Opinión

20200423 132723 KopieLucía Melgar Palacios/ Transmutaciones

Cimacnoticias

Se dice que México es un país surrealista. De hecho, lo surreal es la capacidad de sus gobiernos para negar la realidad o crear realidades alternas mediante discursos que machacan supuestas verdades o juegan con grandes palabras consagradas a lo largo de un siglo de “posrevolución”: Patria, Nación, Soberanía, Libertad, Pueblo. 

Si alguien dudaba de la continuidad de los malabarismos del poder o de los retruécanos de la oratoria oficial en este 2020, el súbito paso de un país en rojo a uno mitad naranja y la entrada por decreto a la “nueva normalidad”, nos confirman la capacidad creativa de quienes tienen la alta responsabilidad de informar con transparencia y de garantizar los derechos de toda la población, en particular, durante una pandemia, el derecho a la salud.

¿Para qué mirar hacia otros países que ya pasaron por el pico de la pandemia y han ido experimentando con medidas graduales para asegurar, dentro de la incertidumbre, menores riesgos de contagio? ¿Para qué repensar la política económica, como lo han hecho países más y menos desarrollados, para paliar los daños de la cuarentena en la mayoría de las familias, pobres y de clase media, que se han quedado sin ahorros, sin empleo o sin ingresos? ¿Para qué diseñar políticas de prevención de la violencia machista y ofrecer servicios eficaces a mujeres, niños y niñas en riesgo?  México tiene una larga historia de resiliencia, estoicismo o resignación, parecen creer nuestras autoridades y, así, con estoicismo, voluntarismo o fe en la providencia, saldremos de la crisis sanitaria (de la económica ni hablemos).

Estos razonamientos y otros semejantes quizá serían exitosos en una farsa de Garro o Valle-Inclán. No lo son en nuestro contexto porque, detrás de cada cifra diaria que no llega al pico, hay historias terribles de sufrimiento y duelo que los encargados de contar y contarnos la pandemia prefieren ignorar. Tampoco es siquiera digno de parodia el nuevo decálogo presidencial cuando está en juego la salud y la vida de millones de personas. Todavía hoy miles de integrantes del personal médico siguen luchando con recursos insuficientes y de mala calidad por salvar vidas o reducir el dolor de quienes pueden morir porque llegaron tarde, porque no tuvieron acceso al agua, porque no tenían con qué alimentarse “sanamente”, porque la contaminación ya les había corroído los pulmones, porque todas esas “deficiencias” redujeron sus posibilidades de recuperación.

La extensión e intensidad de la pandemia, los daños directos e indirectos que provoca no pueden atribuirse a la “mala voluntad” o “ignorancia” de cada cual: mucha gente ha tenido que exponerse a salir – y enfermarse- por necesidad: por la ausencia de un ingreso básico universal. Mucha gente tendrá que salir y exponerse ahora porque, después de 3 meses, su capacidad económica es ínfima o nula.
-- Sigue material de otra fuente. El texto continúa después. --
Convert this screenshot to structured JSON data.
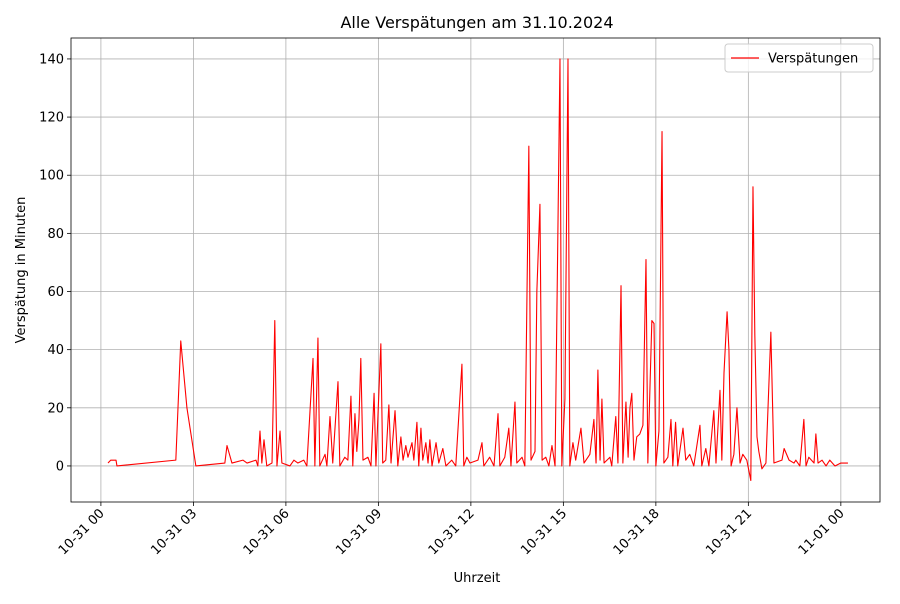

Plantear que ahora, en plena “meseta” (elevada como nuestros volcanes) lo que corresponde es vivir “sin miedo” y ejercer “nuestras libertades” resulta cuando menos sorprendente: ¿dónde queda el derecho a la salud que el Estado debe garantizar?, ¿dónde el compromiso con la salud pública en México?

Si la salud es o aspira a ser “un estado completo de bienestar físico, mental y social (OMS, 1948), o el grado en que se pueden “satisfacer necesidades” y “relacionarse adecuadamente con el ambiente” (OMS, 1986), tener salud no es mera responsabilidad o decisión individual: las condiciones de posibilidad dependen del entorno.  

Cuando se vive, como mucha gente en México, sin acceso al agua potable, en ciudades y territorios con aire, agua y tierra contaminados; bajo condiciones laborales de explotación, en barrios inseguros, ¿qué posibilidades reales hay de alcanzar una buena salud física y mental? El derecho a la salud y la obligación del Estado de garantizarlo, creando las condiciones necesarias para alcanzar ese estado de equilibrio y bienestar, no pueden borrarse bajo la lógica (¿extrañamente?)  neoliberal que atribuye a la mera responsabilidad individual el grado de salud y bienestar de familias, personas o comunidades en un país con enormes desigualdades, regiones plagadas de violencia extrema y ataques crecientes al medio ambiente y a la vida sustentable.